Autant revoir Le professionnel consterne, autant découvrir Mort d'un pourri est une bonne surprise.

Pourquoi ? Les acteurs sont bien dirigés, Alain Delon fournit une excellente prestation, sobre et charismatique sans excès de narcissisme, ce qui, convenons-en, ne sera pas toujours le cas par la suite… A côté de lui,il y a un grand casting qui ne se réduit pas encore aux faire-valoirs. quel plaisir de revoir des seconds rôles qui manquent au cinéma français: Jean Bouise, Daniel Ceccaldi ou Maurice Ronet -celui-ci un peu plus qu'un second rôle..

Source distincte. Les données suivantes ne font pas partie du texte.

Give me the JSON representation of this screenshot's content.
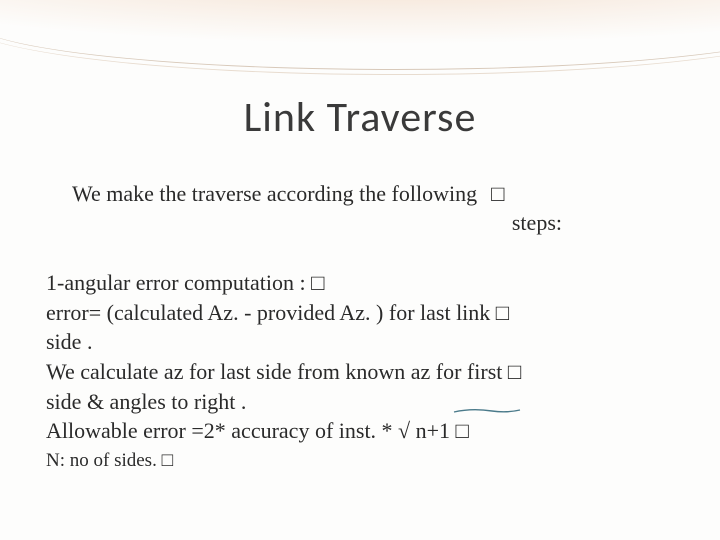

La réalisation de Lautner est sobre, sans effets, au service d'un récit vif, qui aurait put être filmée par Yves Boisset. D'ailleurs l'un des rares reproches que l'on puisse au film est son imprécision, qui débouche sur un "tous pourris" critiquable. Les dialogues d'Audiard sont eux aussi sobres, de sorte que, finalement, on n'est guère choqué de voir Klaus Kinski déclamer du Audiard, comme son compatriote Horst Franck le fit jadis dans Les tontons flingueurs.

Le film séduit par son atmosphère, renforcée par une excellente musique de Philippe Sarde et Stan Getz. Il a peu vieilli et c'est l'une des réussites de Lautner: la dernière ?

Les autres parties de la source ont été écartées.